Risulta quantomeno paradossale che l'organizzazione dei servizi di emergenza debba essere affidata a profani della materia sanitaria, mentre chi siede ai vertici gestionali sembra ignorare totalmente la realtà dei fatti.
Germano Perito
Le analisi sulle criticità del Pronto Soccorso, spesso firmate da soggetti esterni alle corsie, evidenziano una deriva in cui la competenza cede il passo a una politica che si ostina a non arretrare, soffocando ogni residuo di meritocrazia a favore di una mediocrità dilagante.
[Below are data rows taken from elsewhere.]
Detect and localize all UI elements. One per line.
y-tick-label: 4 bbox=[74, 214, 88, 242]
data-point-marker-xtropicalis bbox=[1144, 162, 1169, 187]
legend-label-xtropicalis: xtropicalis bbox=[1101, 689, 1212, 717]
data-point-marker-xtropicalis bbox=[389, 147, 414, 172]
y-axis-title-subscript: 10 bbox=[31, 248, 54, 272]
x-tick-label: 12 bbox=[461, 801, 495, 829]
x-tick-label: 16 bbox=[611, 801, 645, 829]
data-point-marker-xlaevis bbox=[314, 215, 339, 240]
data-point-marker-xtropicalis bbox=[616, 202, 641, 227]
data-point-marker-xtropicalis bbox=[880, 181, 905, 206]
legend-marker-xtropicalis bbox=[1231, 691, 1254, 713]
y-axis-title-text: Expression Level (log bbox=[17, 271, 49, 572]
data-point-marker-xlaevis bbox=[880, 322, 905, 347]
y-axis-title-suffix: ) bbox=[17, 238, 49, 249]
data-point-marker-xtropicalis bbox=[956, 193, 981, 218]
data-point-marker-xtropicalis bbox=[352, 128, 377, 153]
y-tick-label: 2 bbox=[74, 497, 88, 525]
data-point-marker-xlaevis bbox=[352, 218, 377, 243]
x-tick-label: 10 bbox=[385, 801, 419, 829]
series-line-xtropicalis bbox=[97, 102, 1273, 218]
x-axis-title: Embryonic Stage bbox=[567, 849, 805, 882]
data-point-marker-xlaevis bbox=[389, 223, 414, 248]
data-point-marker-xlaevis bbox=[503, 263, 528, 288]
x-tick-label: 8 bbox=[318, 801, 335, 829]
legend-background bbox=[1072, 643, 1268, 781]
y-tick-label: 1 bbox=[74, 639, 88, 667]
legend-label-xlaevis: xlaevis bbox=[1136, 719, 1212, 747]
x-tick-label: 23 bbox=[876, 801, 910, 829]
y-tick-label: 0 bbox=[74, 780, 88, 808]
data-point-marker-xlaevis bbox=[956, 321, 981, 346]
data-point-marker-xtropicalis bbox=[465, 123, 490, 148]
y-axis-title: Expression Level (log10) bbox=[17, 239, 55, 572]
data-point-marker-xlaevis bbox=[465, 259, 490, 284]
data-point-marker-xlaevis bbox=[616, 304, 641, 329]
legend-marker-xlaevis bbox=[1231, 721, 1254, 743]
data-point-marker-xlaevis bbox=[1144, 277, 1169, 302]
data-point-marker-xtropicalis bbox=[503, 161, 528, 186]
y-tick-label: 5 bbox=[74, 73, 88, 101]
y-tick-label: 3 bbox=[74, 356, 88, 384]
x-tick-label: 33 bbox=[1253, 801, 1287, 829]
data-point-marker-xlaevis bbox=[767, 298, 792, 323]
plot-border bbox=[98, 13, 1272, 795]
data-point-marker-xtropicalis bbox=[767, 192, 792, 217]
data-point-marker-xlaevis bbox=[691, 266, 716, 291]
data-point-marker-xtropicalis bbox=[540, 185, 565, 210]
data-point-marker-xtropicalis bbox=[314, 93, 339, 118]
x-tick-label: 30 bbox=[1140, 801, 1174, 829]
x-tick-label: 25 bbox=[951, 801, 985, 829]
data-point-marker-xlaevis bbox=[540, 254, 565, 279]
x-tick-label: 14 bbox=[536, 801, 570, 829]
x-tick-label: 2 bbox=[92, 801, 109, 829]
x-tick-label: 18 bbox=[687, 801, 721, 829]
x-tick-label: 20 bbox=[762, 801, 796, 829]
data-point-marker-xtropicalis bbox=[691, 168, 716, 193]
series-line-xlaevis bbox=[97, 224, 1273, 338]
In questo scenario di valori calpestati, persino il diritto internazionale viene sbeffeggiato da Antonio Tajani, le cui elucubrazioni su guerre e droni appaiono prive di lucidità.
Il comparto della giustizia si ritrova ostaggio di figure come Santanché e Giusi Bartolozzi, indagate, Andrea Delmastro Delle Vedove, condannato in primo grado, e Augusta Montaruli, colpita da condanna definitiva.In questo contesto, il sorriso di Ines Fruncillo dinanzi a un condannato che firma il tricolore risulta disdicevole quanto la presenza di Gianfranco Rotondi, figura errabonda della politica.
Del Mastro, peraltro citato per legami con il clan di Michele Senese relativi a interessi in un ristorante, giunge ad Avellino palesando la volontà governativa di forzare la Costituzione per assoggettare la magistratura.
Quello che sembrava un malcostume locale è divenuto regola nazionale, e il disprezzo per le condanne e gli avvisi di garanzia è totale.
Si assiste a gesti paradossali, come il Vescovo che omaggia un'indagata per associazione a delinquere o Carlo Nordio che minimizza il valore delle mazzette.
Mentre il segretario generale Gianluigi Marotta restava al suo posto fino all'esautorazione dal Commissario, Gianluca Festa viene ancora celebrato in città come un eroe.
Oggi Edmondo Cirielli caldeggia la figura di Laura Nargi per rappresentare questa destra, e accogliendo con soddisfazione l'ex sindaco Festa sotto processo.
Avellino incarna così il peggio dell'espressione governativa.
Professionisti seri come Massimo Passaro, Antonio Gengaro, Enzo Ciampi, Nicola Giordano, Nicola Poppa, e tanti altri di specchiata moralità, esistono.
Ma purtroppo il sistema politico locale di destra e sinistra, continua a determinare nomi che nulla hanno a che fare con il bene della città.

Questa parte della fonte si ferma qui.